Effect of Environmental Factors on Obesity: A Quantile Regression Approach
- *Corresponding Author:
- Taraneh Abarin
Department of Mathematics and Statistics
Memorial University, 230 Elizabeth Ave, St. John's
NL A1B 3X9, Canada
Tel: +1(709) 864-8733
Fax: +1(709) 864-3010
E-mail: [email protected]
Received Date: March 31, 2016; Accepted Date: April 14, 2016; Published Date: April 22, 2016
Citation: Payne AJ, Knight JA, Abarin T (2016) Effect of Environmental Factors on Obesity: A Quantile Regression Approach. J Biom Biostat 7: 293. doi:10.4172/2155-6180.1000293
Copyright: © 2016 Payne AJ, et al. This is an open-access article distributed under the terms of the Creative Commons Attribution License, which permits unrestricted use, distribution, and reproduction in any medium, provided the original author and source are credited.
Objectives: This study explored associations of environmental factors with percent trunk fat (PTF) and body mass index (BMI), using quantile regression to explain variability in these traits at percentiles of the distributions.
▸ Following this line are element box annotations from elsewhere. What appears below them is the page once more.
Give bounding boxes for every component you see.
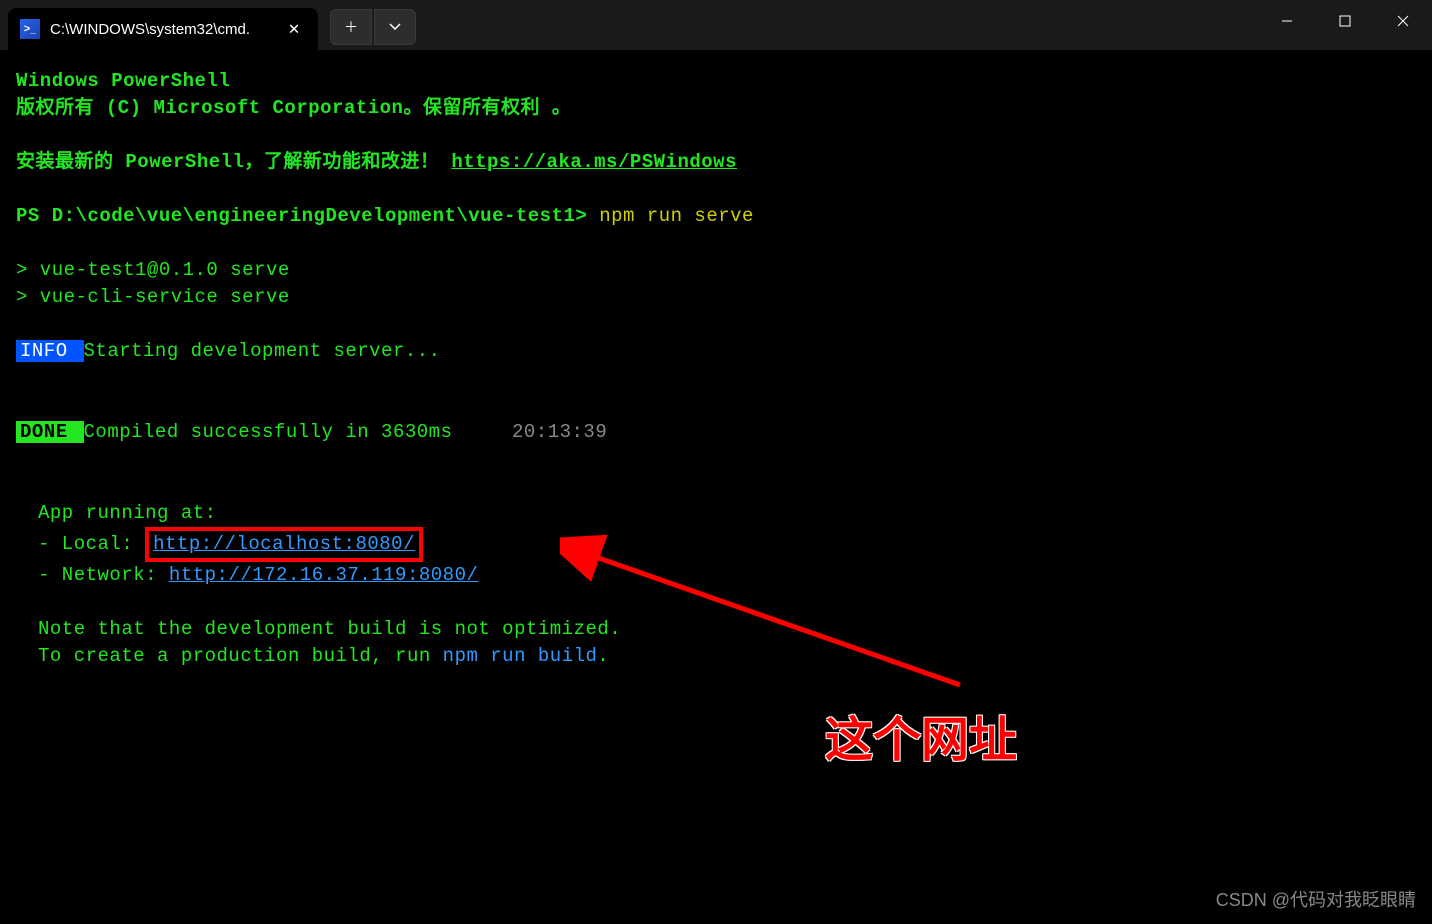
note-2: To create a production build, run npm ru… xyxy=(16,643,1416,670)
maximize-button[interactable] xyxy=(1316,0,1374,42)
local-line: - Local: http://localhost:8080/ xyxy=(16,527,1416,562)
done-text: Compiled successfully in 3630ms xyxy=(84,421,453,443)
script-line-1: > vue-test1@0.1.0 serve xyxy=(16,257,1416,284)
close-tab-icon[interactable]: ✕ xyxy=(282,17,306,41)
annotation-text: 这个网址 xyxy=(825,700,1017,770)
titlebar: >_ C:\WINDOWS\system32\cmd. ✕ ＋ xyxy=(0,0,1432,50)
tab-actions: ＋ xyxy=(330,9,416,45)
network-url[interactable]: http://172.16.37.119:8080/ xyxy=(169,564,478,586)
command: npm run serve xyxy=(599,205,754,227)
ps-install-msg: 安装最新的 PowerShell，了解新功能和改进！ https://aka.m… xyxy=(16,149,1416,176)
window-controls xyxy=(1258,0,1432,42)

Methods: Using a sample of 1695 adults from Newfoundland and Labrador, multiple and quantile regression models were used to analyse the significance of environmental factors on the average population and upper percentiles of the BMI and PTF distributions.
Results: Higher physical activity was associated with significantly lower PTF and BMI in the average population and upper percentiles, regardless of age. Both genders in percentiles closer to the median of PTF had more benefit with increased physical activity compared to higher percentiles. Interestingly, adults in higher percentiles of BMI distribution seem to benefit more with increased physical activity compared to percentiles closer to the median.
Conclusion: Using quantile regression as a robust approach toward violation of normality assumptions and outliers, variations in PTF and BMI for individuals across upper percentiles of the distributions based on some lifestyle factors were described. This method may be used to estimate the impact of certain lifestyle on different percentiles of BMI and PTF, rather than average population.